Sur le volet fixe, les rémunérations médianes atteignent 277’000 euros en Suisse en 2025, contre 340’000 euros au Royaume-Uni et 200’000 euros dans le reste de l’Europe. Toutefois, les moyennes sont nettement plus élevées en Suisse, avec des packages élevés, à 553’000 euros en moyenne pour 2025, contre 393’000 euros au Royaume-Uni. Les fonctions de directeur général/directeur des investissements se distinguent particulièrement, avec des composantes fixes moyennes dépassant le million d'euros sur la période 2023-2025 en Europe, tirées par les places financières de Genève et Zurich.
L’élément le plus marquant reste toutefois les rémunérations additionnelles (carried interest, co-investissements ou plans d’actions), où la Suisse atteint des sommets. Dans l'échantillon, un dirigeant suisse peut percevoir en moyenne 5,335 millions d'euros d'incitations additionnelles, avec des montants maximaux pouvant dépasser 6 millions d'euros certaines années. Daniel Aghdami, associé chez Heidrick & Struggles en Suisse et coauteur de l'étude, dit: «Ces niveaux, rarement observés dans d'autres centres européens, s'expliquent par la concurrence directe avec les fonds d'investissement et les Hedge Funds suisses, ainsi que par la proximité avec de grandes fortunes industrielles.»
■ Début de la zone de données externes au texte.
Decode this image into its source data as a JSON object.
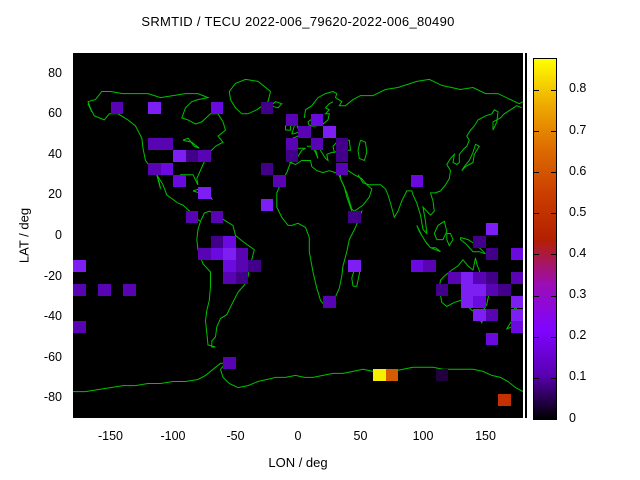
{
  "title": "SRMTID / TECU 2022-006_79620-2022-006_80490",
  "axes": {
    "x_label": "LON / deg",
    "y_label": "LAT / deg",
    "x_ticks": [
      -150,
      -100,
      -50,
      0,
      50,
      100,
      150
    ],
    "y_ticks": [
      80,
      60,
      40,
      20,
      0,
      -20,
      -40,
      -60,
      -80
    ]
  },
  "colorbar": {
    "tick_labels": [
      "0",
      "0.1",
      "0.2",
      "0.3",
      "0.4",
      "0.5",
      "0.6",
      "0.7",
      "0.8"
    ],
    "tick_values": [
      0,
      0.1,
      0.2,
      0.3,
      0.4,
      0.5,
      0.6,
      0.7,
      0.8
    ],
    "min": 0,
    "max": 0.875,
    "gradient_bottom_to_top": [
      "#000000",
      "#5a00b4",
      "#8004ff",
      "#9c0db4",
      "#b42000",
      "#ca3e00",
      "#dd6c00",
      "#efab00",
      "#ffff00"
    ]
  },
  "chart_data": {
    "type": "heatmap",
    "title": "SRMTID / TECU 2022-006_79620-2022-006_80490",
    "xlabel": "LON / deg",
    "ylabel": "LAT / deg",
    "xlim": [
      -180,
      180
    ],
    "ylim": [
      -90,
      90
    ],
    "value_unit": "TECU",
    "value_range": [
      0,
      0.875
    ],
    "cell_size_deg": {
      "lon": 10,
      "lat": 6
    },
    "background_color": "#000000",
    "coastline_color": "#00c000",
    "palette": {
      "d1": {
        "value": 0.04,
        "color": "#22003e"
      },
      "d2": {
        "value": 0.11,
        "color": "#42008a"
      },
      "m1": {
        "value": 0.16,
        "color": "#5804b2"
      },
      "m2": {
        "value": 0.21,
        "color": "#6b0ade"
      },
      "b1": {
        "value": 0.27,
        "color": "#7d1ef2"
      },
      "red": {
        "value": 0.52,
        "color": "#c53000"
      },
      "org": {
        "value": 0.63,
        "color": "#d75b00"
      },
      "yel": {
        "value": 0.87,
        "color": "#f5ef00"
      }
    },
    "cells": [
      [
        -150,
        66,
        "m1"
      ],
      [
        -120,
        66,
        "b1"
      ],
      [
        -70,
        66,
        "m2"
      ],
      [
        -30,
        66,
        "d2"
      ],
      [
        -10,
        60,
        "m1"
      ],
      [
        10,
        60,
        "m2"
      ],
      [
        0,
        54,
        "m1"
      ],
      [
        20,
        54,
        "b1"
      ],
      [
        -120,
        48,
        "m1"
      ],
      [
        -110,
        48,
        "m1"
      ],
      [
        -10,
        48,
        "m1"
      ],
      [
        10,
        48,
        "m1"
      ],
      [
        30,
        48,
        "d2"
      ],
      [
        -100,
        42,
        "b1"
      ],
      [
        -90,
        42,
        "d2"
      ],
      [
        -80,
        42,
        "m1"
      ],
      [
        -10,
        42,
        "d2"
      ],
      [
        30,
        42,
        "d2"
      ],
      [
        -120,
        36,
        "m1"
      ],
      [
        -110,
        36,
        "m2"
      ],
      [
        -30,
        36,
        "d2"
      ],
      [
        30,
        36,
        "m1"
      ],
      [
        -100,
        30,
        "m2"
      ],
      [
        -20,
        30,
        "m1"
      ],
      [
        90,
        30,
        "m2"
      ],
      [
        -80,
        24,
        "b1"
      ],
      [
        -30,
        18,
        "b1"
      ],
      [
        -90,
        12,
        "m1"
      ],
      [
        -70,
        12,
        "m1"
      ],
      [
        40,
        12,
        "d2"
      ],
      [
        150,
        6,
        "b1"
      ],
      [
        -70,
        0,
        "d2"
      ],
      [
        -60,
        0,
        "m2"
      ],
      [
        140,
        0,
        "d2"
      ],
      [
        -80,
        -6,
        "m1"
      ],
      [
        -70,
        -6,
        "m2"
      ],
      [
        -60,
        -6,
        "b1"
      ],
      [
        -50,
        -6,
        "m1"
      ],
      [
        150,
        -6,
        "d2"
      ],
      [
        170,
        -6,
        "m2"
      ],
      [
        -180,
        -12,
        "b1"
      ],
      [
        -60,
        -12,
        "m2"
      ],
      [
        -50,
        -12,
        "m1"
      ],
      [
        -40,
        -12,
        "d2"
      ],
      [
        40,
        -12,
        "b1"
      ],
      [
        90,
        -12,
        "m2"
      ],
      [
        100,
        -12,
        "m1"
      ],
      [
        -60,
        -18,
        "m1"
      ],
      [
        -50,
        -18,
        "d2"
      ],
      [
        120,
        -18,
        "m1"
      ],
      [
        130,
        -18,
        "b1"
      ],
      [
        140,
        -18,
        "m1"
      ],
      [
        150,
        -18,
        "d2"
      ],
      [
        170,
        -18,
        "m1"
      ],
      [
        -180,
        -24,
        "m1"
      ],
      [
        -160,
        -24,
        "m1"
      ],
      [
        -140,
        -24,
        "m1"
      ],
      [
        110,
        -24,
        "d2"
      ],
      [
        130,
        -24,
        "b1"
      ],
      [
        140,
        -24,
        "b1"
      ],
      [
        150,
        -24,
        "m1"
      ],
      [
        160,
        -24,
        "d2"
      ],
      [
        20,
        -30,
        "m1"
      ],
      [
        130,
        -30,
        "b1"
      ],
      [
        140,
        -30,
        "m2"
      ],
      [
        170,
        -30,
        "b1"
      ],
      [
        140,
        -36,
        "b1"
      ],
      [
        150,
        -36,
        "m1"
      ],
      [
        170,
        -36,
        "b1"
      ],
      [
        -180,
        -42,
        "m1"
      ],
      [
        170,
        -42,
        "m2"
      ],
      [
        150,
        -48,
        "m2"
      ],
      [
        -60,
        -60,
        "m1"
      ],
      [
        60,
        -66,
        "yel"
      ],
      [
        70,
        -66,
        "org"
      ],
      [
        110,
        -66,
        "d1"
      ],
      [
        160,
        -78,
        "red"
      ]
    ]
  }
}
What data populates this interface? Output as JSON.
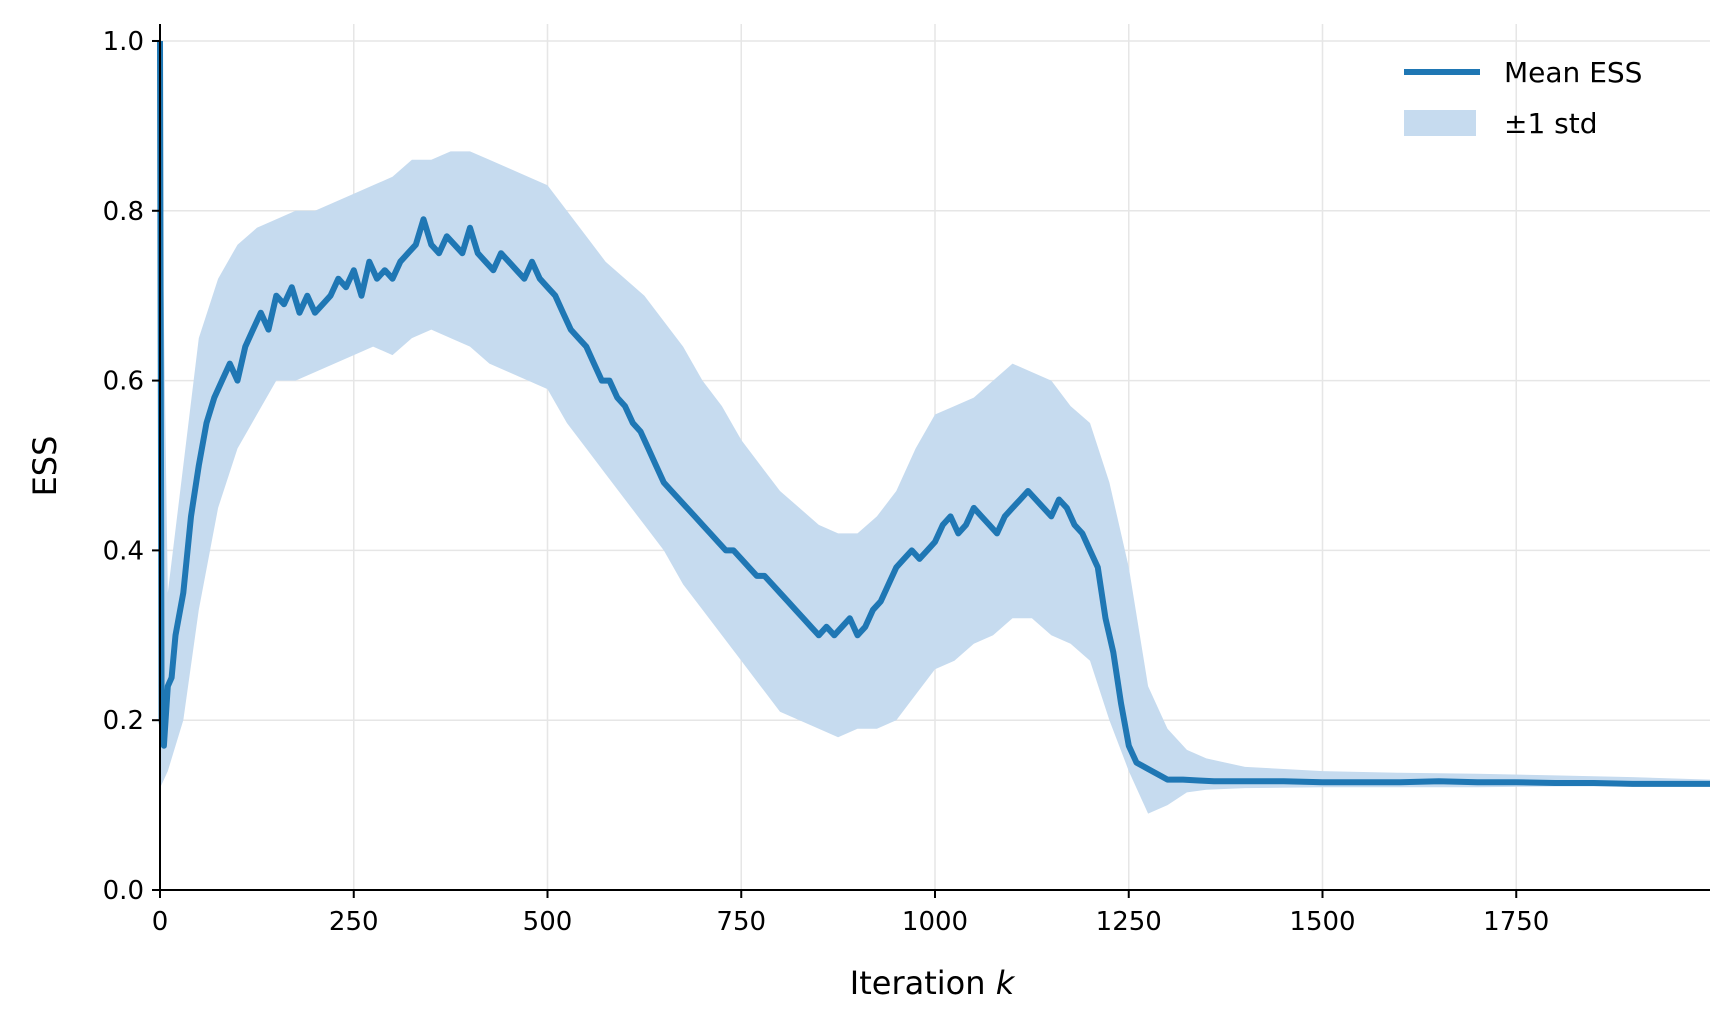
{
  "chart_data": {
    "type": "line",
    "xlabel_text": "Iteration ",
    "xlabel_var": "k",
    "ylabel": "ESS",
    "xlim": [
      0,
      2000
    ],
    "ylim": [
      0,
      1.02
    ],
    "x_ticks": [
      0,
      250,
      500,
      750,
      1000,
      1250,
      1500,
      1750
    ],
    "x_tick_labels": [
      "0",
      "250",
      "500",
      "750",
      "1000",
      "1250",
      "1500",
      "1750"
    ],
    "y_ticks": [
      0.0,
      0.2,
      0.4,
      0.6,
      0.8,
      1.0
    ],
    "y_tick_labels": [
      "0.0",
      "0.2",
      "0.4",
      "0.6",
      "0.8",
      "1.0"
    ],
    "grid": true,
    "legend": "top-right",
    "colors": {
      "line": "#1f77b4",
      "band": "#c6dbef",
      "grid": "#e6e6e6",
      "axis": "#000000"
    },
    "series": [
      {
        "name": "Mean ESS",
        "x": [
          0,
          2,
          5,
          10,
          15,
          20,
          30,
          40,
          50,
          60,
          70,
          80,
          90,
          100,
          110,
          120,
          130,
          140,
          150,
          160,
          170,
          180,
          190,
          200,
          210,
          220,
          230,
          240,
          250,
          260,
          270,
          280,
          290,
          300,
          310,
          320,
          330,
          340,
          350,
          360,
          370,
          380,
          390,
          400,
          410,
          420,
          430,
          440,
          450,
          460,
          470,
          480,
          490,
          500,
          510,
          520,
          530,
          540,
          550,
          560,
          570,
          580,
          590,
          600,
          610,
          620,
          630,
          640,
          650,
          660,
          670,
          680,
          690,
          700,
          710,
          720,
          730,
          740,
          750,
          760,
          770,
          780,
          790,
          800,
          810,
          820,
          830,
          840,
          850,
          860,
          870,
          880,
          890,
          900,
          910,
          920,
          930,
          940,
          950,
          960,
          970,
          980,
          990,
          1000,
          1010,
          1020,
          1030,
          1040,
          1050,
          1060,
          1070,
          1080,
          1090,
          1100,
          1110,
          1120,
          1130,
          1140,
          1150,
          1160,
          1170,
          1180,
          1190,
          1200,
          1210,
          1220,
          1230,
          1240,
          1250,
          1260,
          1270,
          1280,
          1290,
          1300,
          1320,
          1340,
          1360,
          1380,
          1400,
          1450,
          1500,
          1550,
          1600,
          1650,
          1700,
          1750,
          1800,
          1850,
          1900,
          1950,
          2000
        ],
        "y": [
          1.0,
          0.2,
          0.17,
          0.24,
          0.25,
          0.3,
          0.35,
          0.44,
          0.5,
          0.55,
          0.58,
          0.6,
          0.62,
          0.6,
          0.64,
          0.66,
          0.68,
          0.66,
          0.7,
          0.69,
          0.71,
          0.68,
          0.7,
          0.68,
          0.69,
          0.7,
          0.72,
          0.71,
          0.73,
          0.7,
          0.74,
          0.72,
          0.73,
          0.72,
          0.74,
          0.75,
          0.76,
          0.79,
          0.76,
          0.75,
          0.77,
          0.76,
          0.75,
          0.78,
          0.75,
          0.74,
          0.73,
          0.75,
          0.74,
          0.73,
          0.72,
          0.74,
          0.72,
          0.71,
          0.7,
          0.68,
          0.66,
          0.65,
          0.64,
          0.62,
          0.6,
          0.6,
          0.58,
          0.57,
          0.55,
          0.54,
          0.52,
          0.5,
          0.48,
          0.47,
          0.46,
          0.45,
          0.44,
          0.43,
          0.42,
          0.41,
          0.4,
          0.4,
          0.39,
          0.38,
          0.37,
          0.37,
          0.36,
          0.35,
          0.34,
          0.33,
          0.32,
          0.31,
          0.3,
          0.31,
          0.3,
          0.31,
          0.32,
          0.3,
          0.31,
          0.33,
          0.34,
          0.36,
          0.38,
          0.39,
          0.4,
          0.39,
          0.4,
          0.41,
          0.43,
          0.44,
          0.42,
          0.43,
          0.45,
          0.44,
          0.43,
          0.42,
          0.44,
          0.45,
          0.46,
          0.47,
          0.46,
          0.45,
          0.44,
          0.46,
          0.45,
          0.43,
          0.42,
          0.4,
          0.38,
          0.32,
          0.28,
          0.22,
          0.17,
          0.15,
          0.145,
          0.14,
          0.135,
          0.13,
          0.13,
          0.129,
          0.128,
          0.128,
          0.128,
          0.128,
          0.127,
          0.127,
          0.127,
          0.128,
          0.127,
          0.127,
          0.126,
          0.126,
          0.125,
          0.125,
          0.125
        ]
      },
      {
        "name": "±1 std",
        "x": [
          0,
          10,
          30,
          50,
          75,
          100,
          125,
          150,
          175,
          200,
          225,
          250,
          275,
          300,
          325,
          350,
          375,
          400,
          425,
          450,
          475,
          500,
          525,
          550,
          575,
          600,
          625,
          650,
          675,
          700,
          725,
          750,
          775,
          800,
          825,
          850,
          875,
          900,
          925,
          950,
          975,
          1000,
          1025,
          1050,
          1075,
          1100,
          1125,
          1150,
          1175,
          1200,
          1225,
          1250,
          1275,
          1300,
          1325,
          1350,
          1400,
          1500,
          1600,
          1700,
          1800,
          1900,
          2000
        ],
        "lower": [
          0.12,
          0.14,
          0.2,
          0.33,
          0.45,
          0.52,
          0.56,
          0.6,
          0.6,
          0.61,
          0.62,
          0.63,
          0.64,
          0.63,
          0.65,
          0.66,
          0.65,
          0.64,
          0.62,
          0.61,
          0.6,
          0.59,
          0.55,
          0.52,
          0.49,
          0.46,
          0.43,
          0.4,
          0.36,
          0.33,
          0.3,
          0.27,
          0.24,
          0.21,
          0.2,
          0.19,
          0.18,
          0.19,
          0.19,
          0.2,
          0.23,
          0.26,
          0.27,
          0.29,
          0.3,
          0.32,
          0.32,
          0.3,
          0.29,
          0.27,
          0.2,
          0.14,
          0.09,
          0.1,
          0.115,
          0.118,
          0.12,
          0.121,
          0.121,
          0.121,
          0.122,
          0.122,
          0.122
        ],
        "upper": [
          1.0,
          0.35,
          0.5,
          0.65,
          0.72,
          0.76,
          0.78,
          0.79,
          0.8,
          0.8,
          0.81,
          0.82,
          0.83,
          0.84,
          0.86,
          0.86,
          0.87,
          0.87,
          0.86,
          0.85,
          0.84,
          0.83,
          0.8,
          0.77,
          0.74,
          0.72,
          0.7,
          0.67,
          0.64,
          0.6,
          0.57,
          0.53,
          0.5,
          0.47,
          0.45,
          0.43,
          0.42,
          0.42,
          0.44,
          0.47,
          0.52,
          0.56,
          0.57,
          0.58,
          0.6,
          0.62,
          0.61,
          0.6,
          0.57,
          0.55,
          0.48,
          0.38,
          0.24,
          0.19,
          0.165,
          0.155,
          0.145,
          0.14,
          0.138,
          0.137,
          0.135,
          0.133,
          0.13
        ]
      }
    ]
  }
}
L’environnement local continue par ailleurs d'alimenter la demande de compétences. La Suisse concentre en effet une part importante de Family Offices dont les fortunes proviennent de l’industrie, un secteur dominant dans l’échantillon européen. Ces structures gèrent le plus souvent des actifs compris entre 1 et 4,99 milliards de dollars, ce qui les rapproche du fonctionnement des fonds institutionnels.
Pour Daniel Aghdami de Heidrick & Struggles, la conclusion est claire: Genève et Zurich sont devenues des centres européens de la «compensation premium» pour les CIO, les directeurs d’investissement, les experts en allocation d’actifs et les profils compliance. Et cette tendance devrait encore s'accentuer, l'étude prévoyant un renforcement de la concurrence pour attirer la prochaine génération de dirigeants.